Daniel Coyle

5 Books

Daniel Coyle is the author of the upcoming book The Culture Code (January 2018). He is the New York Times bestselling author of The Talent Code, The Little Book of Talent, The Secret Race (with Tyler Hamilton), and other books.

Winner (with Hamilton) of the 2012 William Hill Sports Book of the Year Prize, he is a contributing editor for Outside magazine, and also works a special advisor to the Cleveland Indians. Coyle lives in Cleveland, Ohio during the school year and in Homer, Alaska, during the summer with his wife Jen, and their four children.

Interviews

GREAT IDEAS: THE CULTURE CODE BY DANIEL COYLE {INTERVIEW}

Highlights from our interview with Daniel Coyle

By Karen Beattie / 21st November 2018

Daniel Coyle is an award-winning, New York Times-bestselling author of books on leadership and performance, including The Talent Code. Here, he discusses his latest book The Culture Code: The Secrets of Highly Successful Groups.

Harvard research on strong culture vs weak culture in matched businesses showed increased revenues of 756 per cent over 11 years for the business with the strong culture. 

It’s all about sending signals of real connection and safety. They’re called belonging cues. Successful groups send out a steady stream of signals that say we’re connected, we share a future, I care.

Why can’t a team of CEOs beat a team of kindergartners in a contest to make the tallest tower out of dry spaghetti? Because kindergartners don’t spend time on status management or safety. They simply iterate.

A call-centre company improved retention by 270% simply by swapping the usual induction process with asking new trainees about themselves – “What music do you play? Tell me about yourself?”

Leaders should focus on keeping an open face. Your facial expression has two settings – open or closed. The frontalis muscle on the forehead is probably the most important muscle leaders have. When it is up and your eyes are wide open, you look caring and attentive.

A tip for bosses from a contact at Google: Send a two line email to the team. “Hey, I’m trying to get better, tell me one thing that I should keep doing and one thing I should stop doing.”

Ask face to face. Research shows asking someone to do something face to face gives you a 34 times better chance of getting a yes, than if you’d sent an email.

The four most important words a leader can say are “I screwed it up”, especially early in relationships, according to a U.S. Navy SEAL interviewed for The Culture Code. 

To increase co-operation, connection, cohesion try a vulnerability loop. It’s when one person sends a signal of vulnerability and then the other person sends a signal of vulnerability. If you do that with a group they will perform better together.

Entrepreneurs should stop the clock and reflect. Good teams create time for group reflection/review.

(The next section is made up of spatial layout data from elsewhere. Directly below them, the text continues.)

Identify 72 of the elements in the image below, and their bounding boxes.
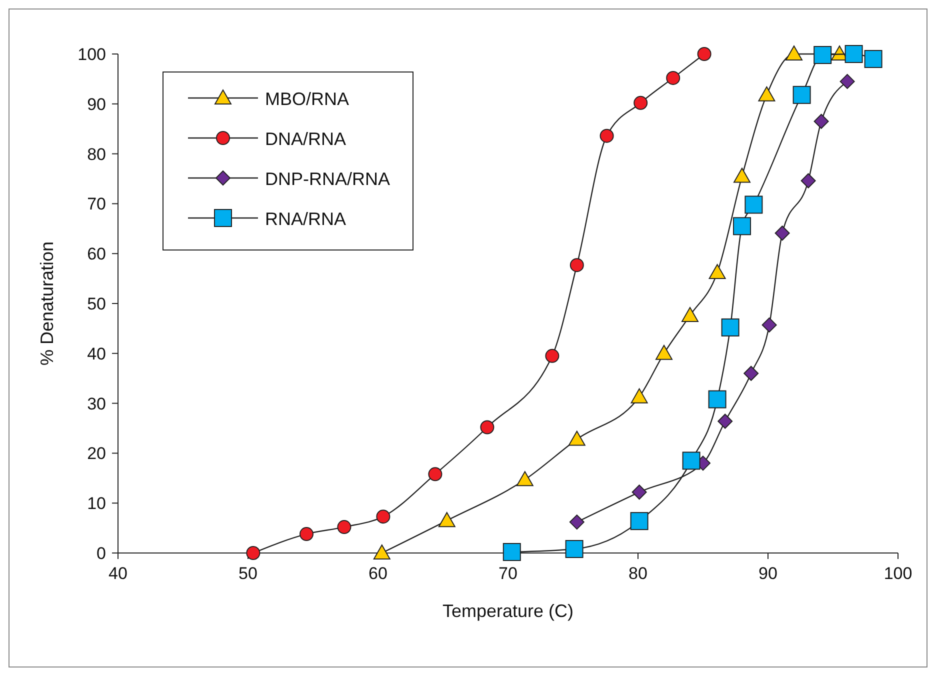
point — [630, 388, 648, 404]
legend-label: DNA/RNA — [265, 129, 346, 149]
y-tick-label: 90 — [87, 94, 106, 114]
y-tick-label: 30 — [87, 394, 106, 414]
y-tick-label: 80 — [87, 144, 106, 164]
y-tick-label: 0 — [96, 544, 106, 563]
point — [762, 317, 777, 332]
point — [774, 226, 790, 241]
point — [570, 258, 584, 272]
point — [300, 527, 314, 542]
point — [630, 512, 648, 530]
point — [844, 45, 863, 63]
point — [682, 452, 700, 470]
point — [744, 366, 759, 381]
point — [246, 546, 260, 560]
point — [733, 217, 751, 236]
point — [666, 70, 680, 85]
point — [600, 128, 614, 143]
point — [438, 512, 456, 528]
x-tick-label: 70 — [498, 564, 518, 583]
legend-label: DNP-RNA/RNA — [265, 169, 390, 189]
point — [568, 430, 586, 446]
point — [744, 196, 763, 214]
legend-entry: MBO/RNA — [188, 89, 350, 109]
point — [800, 173, 816, 188]
point — [864, 50, 882, 68]
point — [373, 544, 390, 560]
point — [632, 484, 647, 500]
point — [814, 114, 829, 129]
point — [792, 86, 811, 104]
y-axis-title: % Denaturation — [37, 241, 57, 366]
legend-entry: RNA/RNA — [188, 209, 346, 229]
y-tick-label: 20 — [87, 444, 106, 464]
point — [708, 264, 726, 280]
point — [502, 543, 521, 561]
x-tick-label: 40 — [108, 564, 128, 583]
legend-entry: DNA/RNA — [188, 129, 346, 149]
point — [708, 390, 726, 408]
point — [786, 46, 802, 60]
x-tick-label: 80 — [628, 564, 648, 583]
y-tick-label: 100 — [78, 45, 106, 64]
point — [634, 96, 648, 110]
point — [428, 467, 442, 482]
point — [721, 318, 740, 336]
x-tick-label: 90 — [758, 564, 778, 583]
point — [376, 510, 390, 524]
y-tick-label: 70 — [87, 194, 106, 214]
y-tick-label: 40 — [87, 344, 106, 364]
point — [840, 74, 855, 89]
point — [758, 86, 776, 102]
y-tick-label: 60 — [87, 244, 106, 264]
point — [734, 168, 750, 183]
point — [545, 348, 560, 363]
legend-label: MBO/RNA — [265, 89, 350, 109]
point — [814, 46, 832, 64]
x-tick-label: 50 — [238, 564, 258, 583]
point — [656, 344, 672, 360]
x-tick-label: 100 — [884, 564, 912, 583]
point — [480, 420, 494, 434]
x-axis-title: Temperature (C) — [442, 601, 574, 621]
point — [682, 306, 698, 322]
y-tick-label: 10 — [87, 494, 106, 514]
y-tick-label: 50 — [87, 294, 106, 314]
point — [516, 471, 534, 486]
point — [337, 520, 352, 534]
legend-label: RNA/RNA — [265, 209, 346, 229]
point — [569, 514, 584, 530]
legend-entry: DNP-RNA/RNA — [188, 169, 390, 189]
point — [697, 47, 712, 61]
point — [718, 414, 733, 429]
x-tick-label: 60 — [368, 564, 388, 583]
point — [565, 540, 584, 558]
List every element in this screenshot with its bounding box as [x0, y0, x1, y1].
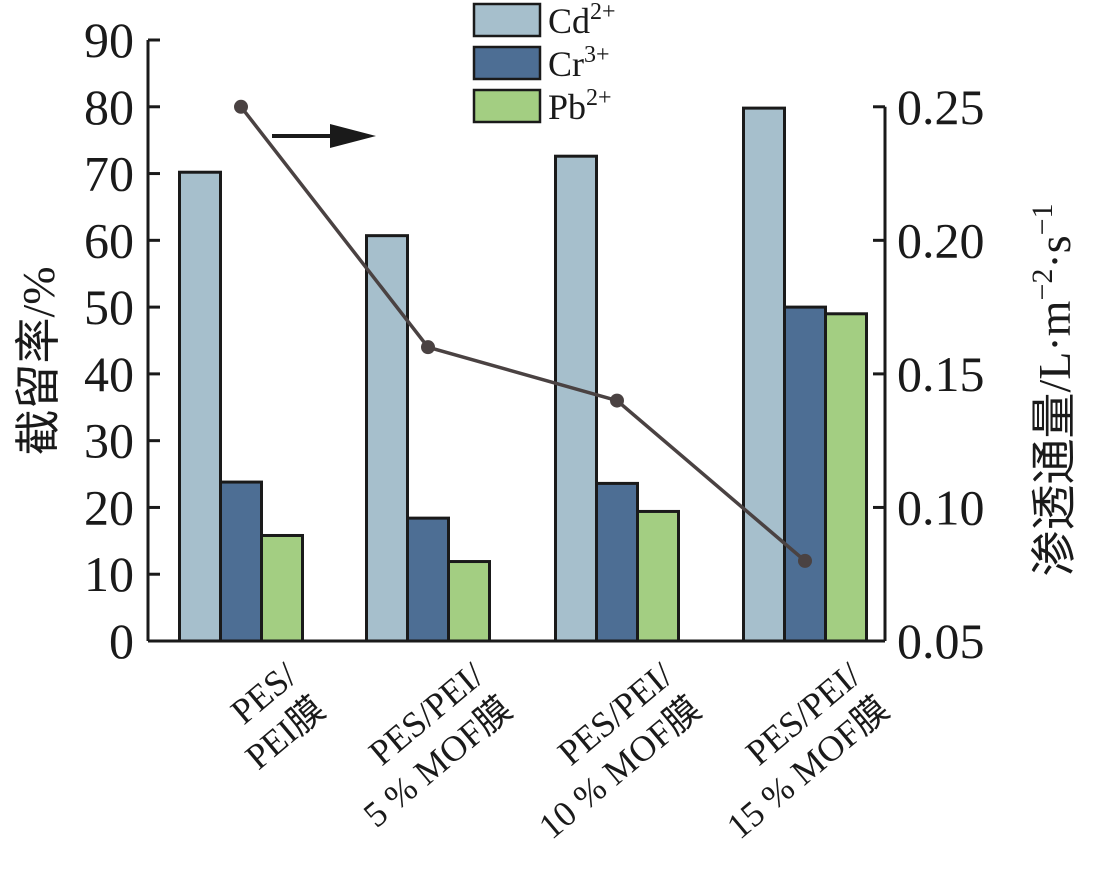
- category-label-1: PES/PEI/5 % MOF膜: [328, 655, 520, 835]
- left-tick-label: 40: [84, 346, 134, 402]
- right-tick-label: 0.20: [897, 212, 985, 268]
- left-axis-title: 截留率/%: [13, 266, 64, 455]
- left-tick-label: 60: [84, 212, 134, 268]
- right-tick-label: 0.25: [897, 79, 985, 135]
- category-label-3: PES/PEI/15 % MOF膜: [691, 655, 897, 847]
- right-axis-arrow: [272, 124, 376, 148]
- left-tick-label: 90: [84, 12, 134, 68]
- left-y-axis: 0 10 20 30 40 50 60 70 80 90: [84, 12, 885, 669]
- legend-ion: Cr: [548, 44, 584, 84]
- legend-charge: 2+: [590, 0, 616, 25]
- bar-cd-2: [554, 154, 598, 643]
- legend-ion: Pb: [548, 87, 586, 127]
- left-tick-label: 20: [84, 479, 134, 535]
- bar-cd-3: [742, 106, 786, 643]
- right-axis-title-sup1: −2: [1026, 269, 1059, 301]
- legend-swatch-cd: [472, 2, 542, 38]
- bar-cr-2: [595, 481, 639, 643]
- bar-cr-1: [406, 516, 450, 643]
- bar-pb-3: [824, 312, 868, 643]
- bar-pb-0: [260, 533, 304, 643]
- legend: Cd2+Cr3+Pb2+: [472, 0, 616, 127]
- right-tick-label: 0.10: [897, 479, 985, 535]
- flux-line-group: [234, 99, 812, 568]
- flux-line: [239, 105, 807, 563]
- right-axis-title-main: 渗透通量/L·m: [1029, 300, 1080, 576]
- category-label-2: PES/PEI/10 % MOF膜: [503, 655, 709, 847]
- left-tick-label: 30: [84, 413, 134, 469]
- bar-cr-3: [783, 305, 827, 643]
- x-axis-labels: PES/PEI膜 PES/PEI/5 % MOF膜 PES/PEI/10 % MOF…: [209, 655, 897, 847]
- flux-point-2: [610, 393, 624, 408]
- left-tick-label: 70: [84, 146, 134, 202]
- right-tick-label: 0.15: [897, 346, 985, 402]
- bar-pb-1: [447, 560, 491, 643]
- bar-cr-0: [219, 480, 263, 643]
- bar-cd-0: [178, 170, 222, 643]
- bar-cd-1: [365, 234, 409, 643]
- left-tick-label: 80: [84, 79, 134, 135]
- left-tick-label: 10: [84, 546, 134, 602]
- legend-label-pb: Pb2+: [548, 85, 612, 127]
- right-y-axis: 0.05 0.10 0.15 0.20 0.25: [873, 79, 985, 669]
- right-axis-title-mid: ·s: [1029, 235, 1080, 268]
- legend-label-cr: Cr3+: [548, 42, 610, 84]
- right-tick-label: 0.05: [897, 613, 985, 669]
- left-tick-label: 50: [84, 279, 134, 335]
- bar-pb-2: [636, 509, 680, 643]
- category-label-0: PES/PEI膜: [209, 655, 332, 777]
- legend-swatch-cr: [472, 45, 542, 81]
- flux-point-0: [234, 99, 248, 114]
- right-axis-title: 渗透通量/L·m−2·s−1: [1026, 203, 1080, 576]
- flux-point-3: [798, 553, 812, 568]
- legend-ion: Cd: [548, 1, 590, 41]
- left-tick-label: 0: [109, 613, 134, 669]
- legend-swatch-pb: [472, 88, 542, 124]
- right-axis-title-sup2: −1: [1026, 203, 1059, 235]
- legend-charge: 2+: [586, 85, 612, 111]
- flux-point-1: [421, 340, 435, 355]
- bars-group: [178, 106, 868, 643]
- legend-charge: 3+: [584, 42, 610, 68]
- legend-label-cd: Cd2+: [548, 0, 616, 41]
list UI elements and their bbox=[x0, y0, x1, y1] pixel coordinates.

Have pre-flight, mid-flight and post-flight discussions on projects. Discuss how you’re going to work together. What you’re afraid of. Name the key tensions you’re trying to deal with.

Successful teams have mantras. They are cheesy but powerful. The New Zealand All Blacks use the phrases “Sweep the sheds” and “Leave the jersey in a better place.”

Three critical skills for successful teams – building safety, sharing vulnerability and establishing purpose.

GREAT EIGHT

1. Recommended book: Creativity Inc. by Ed Catmull

2. If you could co-author a book with anyone, who would it be, and what’s its title?  Barack Obama, and the title How I Think.

3. A great piece of advice you could share? Listening is the most underused, high-leverage tool anyone has. Treat listening as a sport, train yourself, get better at it, focus on it.

4. What’s been your lowest moment, and how did you recover from it? I’d written non–fiction books and tried to write fiction and it was really difficult. In the end it was a total failure. It was published but I still don’t like it. It was really humbling. I thought I was pretty good and I was brought to my knees by that process. I recovered after a friend gave me another assignment to write a book.

5. How do you relax? Hitting a tennis ball. Not very well. But trying to learn that sport.

6. What’s something about you we don’t know? I spent a month in Manly in Australia when I was in 8th grade, and I walked through the mouth of the shark at the Aquarium. I love Australia.

7. What’s the secret of success? I think it’s in relationships. It’s also in enthusiasm. I see a deep positivity in a lot of successful people that is not rational, it’s not thought through. They just freakin’ love it. It’s like a divine wind.

8. What’s a prediction for 2025? (Baseball team) Cleveland Indians win the World Series (I do consulting with them).